The new ministers are general Abdul Qader Mohammed Jassim Mifarji, a Sunni Arab, as defense minister, Jawad Bolani, a Shia, as interior minister (controlling the police), and Sherwan Waili, a Shia, as minister of state for national security.

June 7, 2006: Al Qaeda's main man in Iraq, Jordanian Abu Musab al Zarqawi, was killed by a pair of 500 pound laser guided bombs dropped on his safe house north of Baghdad. Seven other al Qaeda members died as well. Iraqi police were sifting through the rubble within minutes, and an American forensics intelligence team quickly showed up, recovering information that led to at least 17 more raids in the next few hours. Since Zarqawi is basically always on the run, he carries al Qaeda headquarters with him, in the form of one or more laptop computers and other records. Much of this apparently survived the bomb blast and was not encrypted, given the large number of raids that quickly followed. Those raids lead to more raids, thus a catch like this mushrooms out for quite a while. Although Zarqawi's organization was separate from the majority of anti-government activity (which is Sunni Arabs trying to regain the power Saddam lost), it still controlled hundreds of operatives, and millions of dollars in cash used to carry out attacks. The capture of all the data Zarqawi had with him is turning into a major defeat for the anti-government forces.

For better or worse, Zarqawis had been turned into the poster boy for al Qaeda resistance in Iraq. But Zarqawis hard core hatred for Shia Islam (always an al Qaeda mainstay), and his willingness to slaughter Iraqi civilians (Sunni or Shia), turned most Iraqi Sunni Arabs (and all Kurds and Shia Arabs) against him. While al Qaeda will play up the fact that Zarqawi was "martyred" for the cause, the fact remains that al Qaeda's man in Iraq got nailed, and probably with the help of Iraqi informants. It's another defeat for al Qaeda, which has been losing popularity throughout the Arab world over the last three years. Much of that loss resulted from Zarqawi's policy of killing Iraqi civilians (it was too difficult to get at American troops).

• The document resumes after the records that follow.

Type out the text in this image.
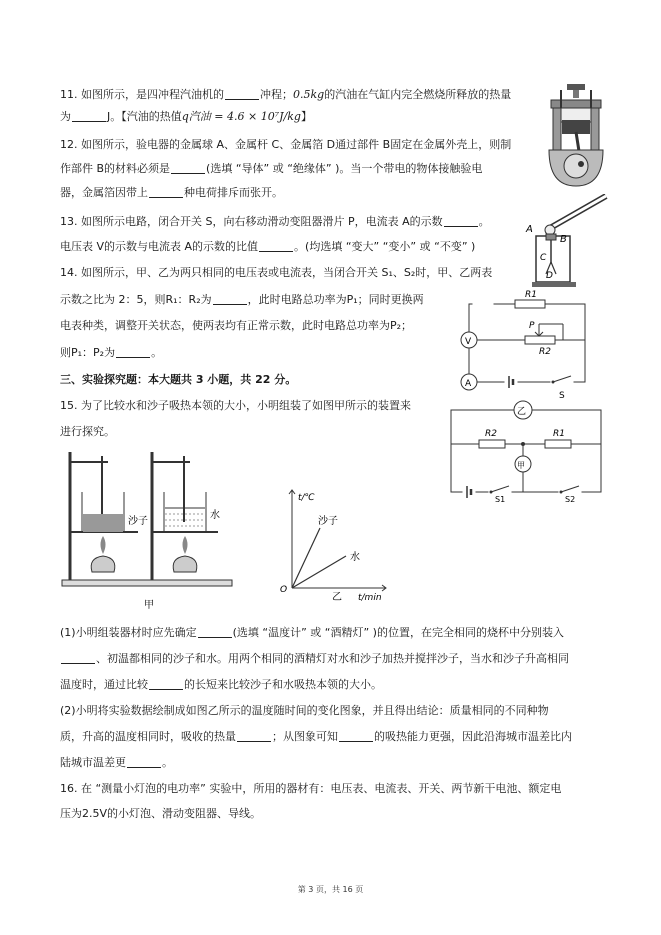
11. 如图所示，是四冲程汽油机的	冲程；0.5kg的汽油在气缸内完全燃烧所释放的热量
为	J。【汽油的热值q汽油 = 4.6 × 10⁷J/kg】
12. 如图所示，验电器的金属球 A、金属杆 C、金属箔 D通过部件 B固定在金属外壳上，则制
作部件 B的材料必须是	(选填 “导体” 或 “绝缘体” )。当一个带电的物体接触验电
器，金属箔因带上	种电荷排斥而张开。
13. 如图所示电路，闭合开关 S，向右移动滑动变阻器滑片 P，电流表 A的示数	。
电压表 V的示数与电流表 A的示数的比值	。(均选填 “变大” “变小” 或 “不变” )
14. 如图所示，甲、乙为两只相同的电压表或电流表，当闭合开关 S₁、S₂时，甲、乙两表
示数之比为 2：5，则R₁：R₂为	，此时电路总功率为P₁；同时更换两
电表种类，调整开关状态，使两表均有正常示数，此时电路总功率为P₂；
则P₁：P₂为	。
三、实验探究题：本大题共 3 小题，共 22 分。
15. 为了比较水和沙子吸热本领的大小，小明组装了如图甲所示的装置来
进行探究。
(1)小明组装器材时应先确定	(选填 “温度计” 或 “酒精灯” )的位置，在完全相同的烧杯中分别装入
、初温都相同的沙子和水。用两个相同的酒精灯对水和沙子加热并搅拌沙子，当水和沙子升高相同
温度时，通过比较	的长短来比较沙子和水吸热本领的大小。
(2)小明将实验数据绘制成如图乙所示的温度随时间的变化图象，并且得出结论：质量相同的不同种物
质，升高的温度相同时，吸收的热量	；从图象可知	的吸热能力更强，因此沿海城市温差比内
陆城市温差更	。
16. 在 “测量小灯泡的电功率” 实验中，所用的器材有：电压表、电流表、开关、两节新干电池、额定电
压为2.5V的小灯泡、滑动变阻器、导线。
A
B
C
D
R1
V
P
R2
A
S
乙
R2	R1
甲
S1	S2
沙子
水
甲
t/℃
t/min
O
沙子
水
乙
第 3 页，共 16 页
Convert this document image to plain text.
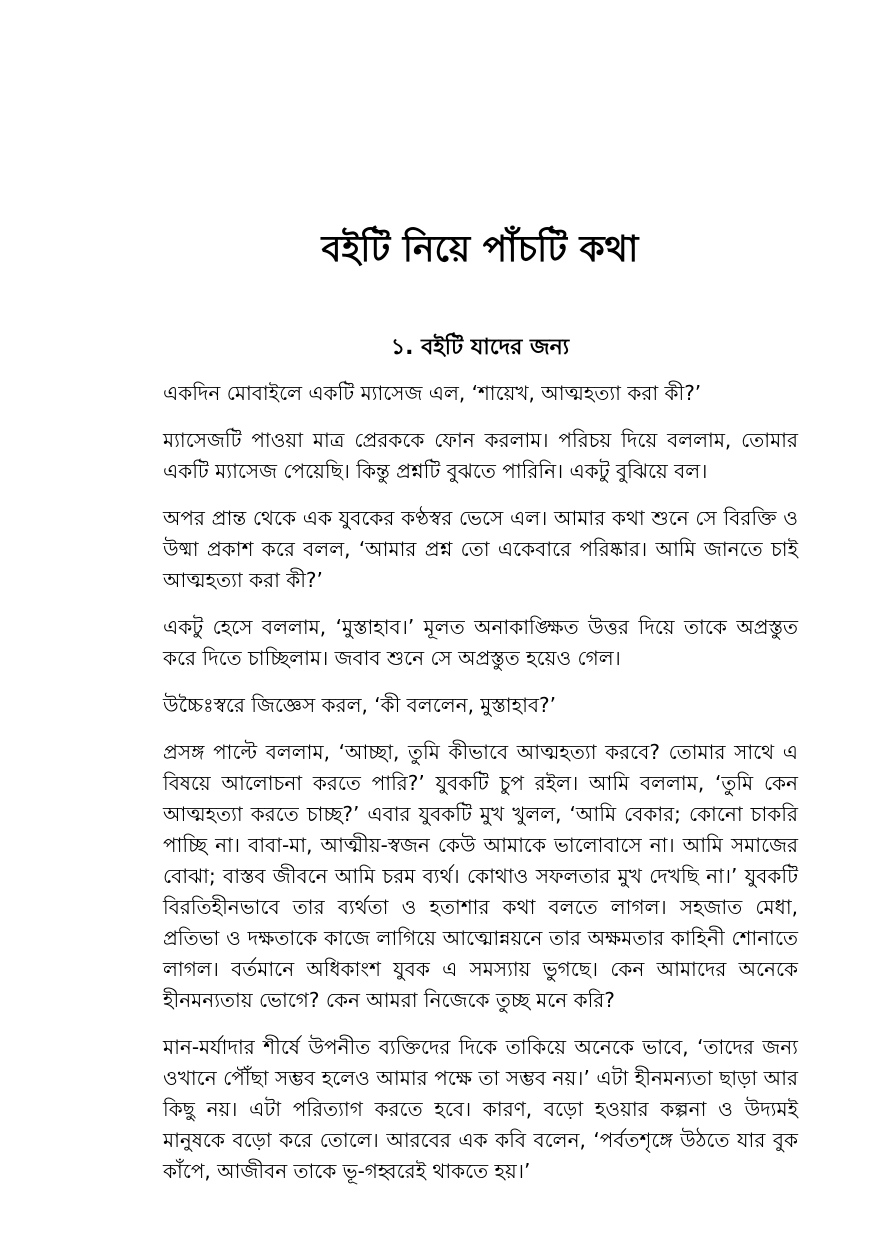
বইটি নিয়ে পাঁচটি কথা
১. বইটি যাদের জন্য

একদিন মোবাইলে একটি ম্যাসেজ এল, ‘শায়েখ, আত্মহত্যা করা কী?’

ম্যাসেজটি পাওয়া মাত্র প্রেরককে ফোন করলাম। পরিচয় দিয়ে বললাম, তোমার একটি ম্যাসেজ পেয়েছি। কিন্তু প্রশ্নটি বুঝতে পারিনি। একটু বুঝিয়ে বল।

অপর প্রান্ত থেকে এক যুবকের কণ্ঠস্বর ভেসে এল। আমার কথা শুনে সে বিরক্তি ও উষ্মা প্রকাশ করে বলল, ‘আমার প্রশ্ন তো একেবারে পরিষ্কার। আমি জানতে চাই আত্মহত্যা করা কী?’

একটু হেসে বললাম, ‘মুস্তাহাব।’ মূলত অনাকাঙ্ক্ষিত উত্তর দিয়ে তাকে অপ্রস্তুত করে দিতে চাচ্ছিলাম। জবাব শুনে সে অপ্রস্তুত হয়েও গেল।

উচ্চৈঃস্বরে জিজ্ঞেস করল, ‘কী বললেন, মুস্তাহাব?’

প্রসঙ্গ পাল্টে বললাম, ‘আচ্ছা, তুমি কীভাবে আত্মহত্যা করবে? তোমার সাথে এ বিষয়ে আলোচনা করতে পারি?’ যুবকটি চুপ রইল। আমি বললাম, ‘তুমি কেন আত্মহত্যা করতে চাচ্ছ?’ এবার যুবকটি মুখ খুলল, ‘আমি বেকার; কোনো চাকরি পাচ্ছি না। বাবা-মা, আত্মীয়-স্বজন কেউ আমাকে ভালোবাসে না। আমি সমাজের বোঝা; বাস্তব জীবনে আমি চরম ব্যর্থ। কোথাও সফলতার মুখ দেখছি না।’ যুবকটি বিরতিহীনভাবে তার ব্যর্থতা ও হতাশার কথা বলতে লাগল। সহজাত মেধা, প্রতিভা ও দক্ষতাকে কাজে লাগিয়ে আত্মোন্নয়নে তার অক্ষমতার কাহিনী শোনাতে লাগল। বর্তমানে অধিকাংশ যুবক এ সমস্যায় ভুগছে। কেন আমাদের অনেকে হীনমন্যতায় ভোগে? কেন আমরা নিজেকে তুচ্ছ মনে করি?

মান-মর্যাদার শীর্ষে উপনীত ব্যক্তিদের দিকে তাকিয়ে অনেকে ভাবে, ‘তাদের জন্য ওখানে পৌঁছা সম্ভব হলেও আমার পক্ষে তা সম্ভব নয়।’ এটা হীনমন্যতা ছাড়া আর কিছু নয়। এটা পরিত্যাগ করতে হবে। কারণ, বড়ো হওয়ার কল্পনা ও উদ্যমই মানুষকে বড়ো করে তোলে। আরবের এক কবি বলেন, ‘পর্বতশৃঙ্গে উঠতে যার বুক কাঁপে, আজীবন তাকে ভূ-গহ্বরেই থাকতে হয়।’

As Zarqawi's circle of supporters grew smaller, it became easier to find him. He came close to capture several times in the last year, and at one point the Coalition commando task force pursuing him, believed he had fled the country.

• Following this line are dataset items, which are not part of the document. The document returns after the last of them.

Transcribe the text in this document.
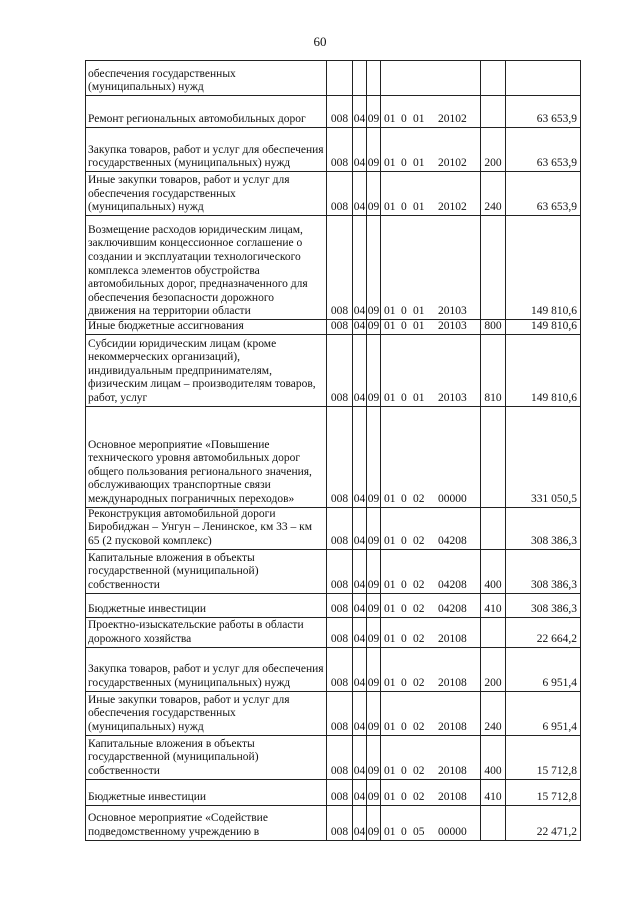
60
обеспечения государственных (муниципальных) нужд						
Ремонт региональных автомобильных дорог	008	04	09	01 0 01 20102		63 653,9
Закупка товаров, работ и услуг для обеспечения государственных (муниципальных) нужд	008	04	09	01 0 01 20102	200	63 653,9
Иные закупки товаров, работ и услуг для обеспечения государственных (муниципальных) нужд	008	04	09	01 0 01 20102	240	63 653,9
Возмещение расходов юридическим лицам, заключившим концессионное соглашение о создании и эксплуатации технологического комплекса элементов обустройства автомобильных дорог, предназначенного для обеспечения безопасности дорожного движения на территории области	008	04	09	01 0 01 20103		149 810,6
Иные бюджетные ассигнования	008	04	09	01 0 01 20103	800	149 810,6
Субсидии юридическим лицам (кроме некоммерческих организаций), индивидуальным предпринимателям, физическим лицам – производителям товаров, работ, услуг	008	04	09	01 0 01 20103	810	149 810,6
Основное мероприятие «Повышение технического уровня автомобильных дорог общего пользования регионального значения, обслуживающих транспортные связи международных пограничных переходов»	008	04	09	01 0 02 00000		331 050,5
Реконструкция автомобильной дороги Биробиджан – Унгун – Ленинское, км 33 – км 65 (2 пусковой комплекс)	008	04	09	01 0 02 04208		308 386,3
Капитальные вложения в объекты государственной (муниципальной) собственности	008	04	09	01 0 02 04208	400	308 386,3
Бюджетные инвестиции	008	04	09	01 0 02 04208	410	308 386,3
Проектно-изыскательские работы в области дорожного хозяйства	008	04	09	01 0 02 20108		22 664,2
Закупка товаров, работ и услуг для обеспечения государственных (муниципальных) нужд	008	04	09	01 0 02 20108	200	6 951,4
Иные закупки товаров, работ и услуг для обеспечения государственных (муниципальных) нужд	008	04	09	01 0 02 20108	240	6 951,4
Капитальные вложения в объекты государственной (муниципальной) собственности	008	04	09	01 0 02 20108	400	15 712,8
Бюджетные инвестиции	008	04	09	01 0 02 20108	410	15 712,8
Основное мероприятие «Содействие подведомственному учреждению в	008	04	09	01 0 05 00000		22 471,2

But Zarqawi really had no where to go. Like bin Laden, he had a $25 million price on his head. It will be interesting to see who, if anyone, collects that reward. Another potential problem is that the recipient may be a Sunni Arab that hated both Zarqawi and the current Shia/Kurd dominated government. It's possible that the reward could end up financing more attacks against U.S. and Iraqi forces. So keep an eye on this one.